Ideias anarquistas chegaram ao Brasil durante a primeira República, como crítica à ideologia burguesa e ao capitalismo, influenciando a educação (Aranha, 2006). Desta maneira, criticava a educação convencional, acusando-a de não preparar as pessoas para pensar, mas de transmitir um conhecimento pronto acerca de uma visão de homem e de mundo, formando sujeito com base nas necessidades da sociedade. “A educação tradicional capitalista é, ao mesmo tempo, reflexo e fonte da desigualdade social, disseminando uma visão de mundo que garante a acomodação, e ensinando ricos e pobres a se conformarem com a estrutura social, que deve ser percebida como inevitável e imutável” (Gallo, 1995, p.35).

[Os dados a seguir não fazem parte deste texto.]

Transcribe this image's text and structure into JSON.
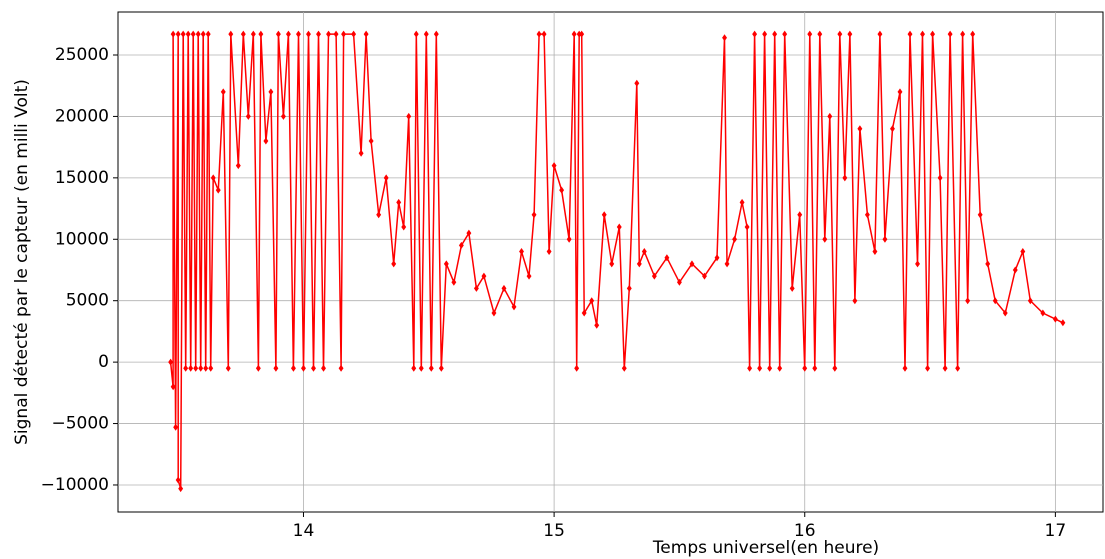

“Enquanto os socialistas reivindicaram maior empenho do Estado para estender a educação a todos, os anarquistas, conhecidos críticos das instituições, rejeitavam os sistemas públicos por considerá-los ideológicos, divulgadores de preconceitos e comprometidos com os interesses da classe dominante. Atribuíam a cada grupo social a responsabilidade pela organização da educação, ou seja, para eles, a tarefa de educar cabia à comunidade anarquista” (Aranha, 2006, p.301).

Seguindo essas ideias, foram fundadas no país diversas escolas anarquistas, em quase todos os estados. Nelas, havia a co-educação, ou seja, num mesmo ambiente havia tanto meninas quanto meninos – porque consideravam que o convívio de ambos os sexos saudável – e também mesclavam crianças dos variados segmentos sociais – estimulando, assim, a convivência entre eles. “Defendiam a instrução científica e racional, a educação integral, e enfatizavam o ensino laico (…) também procediam à ampla politização do trabalhador” (Aranha, 2006, p.301).

 

Referências bibliográficas:

ARANHA, Maria Lúcia de Arruda. História da educação e da pedagogia: real e Brasil. 3a. ed, São Paulo, Moderna: 2006.

GALLO, Sílvio. O Paradigma Anarquista em Educação. In: Nuances, Presidente Prudente: FCT UNESP, n° 2, 1996. Disponível em: http://www.sitinn.hpg.ig.com.br/oparadigmaanarquistaemeducacao.htm. Acesso: 7 ago. 2007.

GALLO, Sílvio. Pedagogia do risco: experiências anarquistas em educação. Campinas: Papirus, 1995.

SILVA, Antonio Ozaí. Maurício Tragtenberg e a pedagogia libertária. (tese de doutorado em educação) São Paulo, USP: 2004.